Originally posted at WAN

 

In 1990, a U.S. Fish and Wildlife Special Agent colleague and I worked in Nevada on a mid-west based suspect offering to sell a Black Rhino horn for $20,000.  In a covert capacity I secured his knowledge and agreed to meet him at a new casino in Las Vegas for the transaction. My colleague and Special Agents from Legacy U.S. Customs leased an adjacent room to the suspect and wired me up.

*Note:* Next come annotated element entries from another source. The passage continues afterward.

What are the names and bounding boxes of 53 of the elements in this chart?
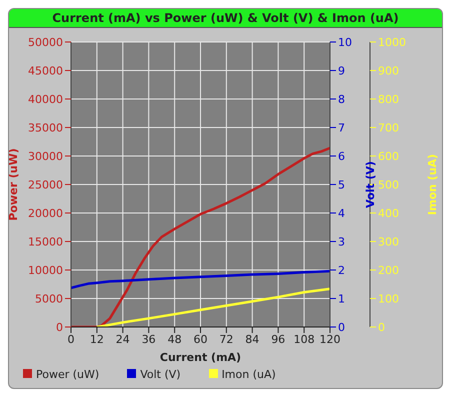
line-series [96, 288, 330, 327]
legend-label: Power (uW) [36, 368, 100, 381]
x-tick-label: 72 [219, 332, 234, 346]
x-tick-label: 60 [194, 332, 208, 346]
y-tick-label: 50000 [28, 36, 63, 49]
y-tick-label: 20000 [28, 206, 63, 220]
y3-tick-label: 600 [378, 150, 399, 163]
y-axis-title: Power (uW) [6, 148, 20, 221]
x-tick-label: 36 [142, 332, 156, 346]
legend-label: Volt (V) [140, 368, 181, 381]
x-tick-label: 84 [245, 332, 260, 346]
x-tick-label: 24 [116, 332, 130, 346]
y2-tick-label: 2 [338, 264, 345, 277]
x-tick-label: 48 [168, 332, 182, 346]
y-tick-label: 35000 [28, 121, 63, 134]
y3-axis-title: Imon (uA) [426, 154, 439, 216]
y3-tick-label: 300 [378, 235, 399, 248]
y-tick-label: 0 [56, 320, 63, 334]
y2-tick-label: 1 [338, 292, 345, 306]
y2-tick-label: 5 [338, 178, 345, 192]
y3-tick-label: 0 [378, 320, 385, 334]
y2-tick-label: 4 [338, 206, 345, 220]
y3-tick-label: 400 [378, 206, 399, 220]
y3-tick-label: 200 [378, 264, 399, 277]
y3-tick-label: 700 [378, 121, 399, 134]
y3-tick-label: 1000 [378, 36, 406, 49]
y2-tick-label: 10 [338, 36, 352, 49]
y-tick-label: 45000 [28, 64, 63, 78]
y3-tick-label: 800 [378, 92, 399, 106]
x-tick-label: 108 [294, 332, 315, 346]
y-tick-label: 40000 [28, 92, 63, 106]
y2-tick-label: 9 [338, 64, 345, 78]
y3-tick-label: 900 [378, 64, 399, 78]
y3-tick-label: 500 [378, 178, 399, 192]
x-tick-label: 120 [320, 332, 340, 346]
y2-tick-label: 6 [338, 150, 345, 163]
x-tick-label: 96 [271, 332, 286, 346]
y3-tick-label: 100 [378, 292, 399, 306]
y-tick-label: 30000 [28, 150, 63, 163]
chart-title: Current (mA) vs Power (uW) & Volt (V) & Imon (uA) [9, 9, 442, 28]
y-tick-label: 10000 [28, 264, 63, 277]
y2-axis-title: Volt (V) [364, 161, 377, 208]
y2-tick-label: 0 [338, 320, 345, 334]
y-tick-label: 25000 [28, 178, 63, 192]
y-tick-label: 15000 [28, 235, 63, 248]
x-tick-label: 12 [90, 332, 104, 346]
y2-tick-label: 8 [338, 92, 345, 106]
y2-tick-label: 3 [338, 235, 345, 248]
y2-tick-label: 7 [338, 121, 345, 134]
x-tick-label: 0 [68, 332, 74, 346]
x-axis-title: Current (mA) [160, 351, 242, 364]
legend-label: Imon (uA) [222, 368, 276, 381]
y-tick-label: 5000 [35, 292, 63, 306]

The horn was genuine and I agreed to purchase it for $20,000.  But only after debating the suspect’s friend who handed me a National Geographic Magazine with an article showing a single Black Rhino horn was worth $25,000 on the black market.  After paying a $1,000 deposit to hold the horn, I promised to return with the balance ($19,000 I never had). I opened the door and my colleague and U.S. Customs Agents entered to detain and fully identify the seller and his two colleagues and seize the horn and the $1,000 deposit.

 

Many weeks later after the suspect was indicted and later pled guilty, the end result was a federal judge assessing the suspect a meagerly fine plus court costs. After all that expenditure of effort, time, and money, not to mention the profit to be made. The judge just orders a fine and court costs for the life of an endangered rhino? They should be worth more alive than dead.

A colleague with another federal agency later quipped that his co-worker had several unpaid parking tickets in his government vehicle glove box that was more than the fine levied in this rhino horn case.

My colleague was shocked at the failure of justice and said it was impossible for the judge to be that stupid.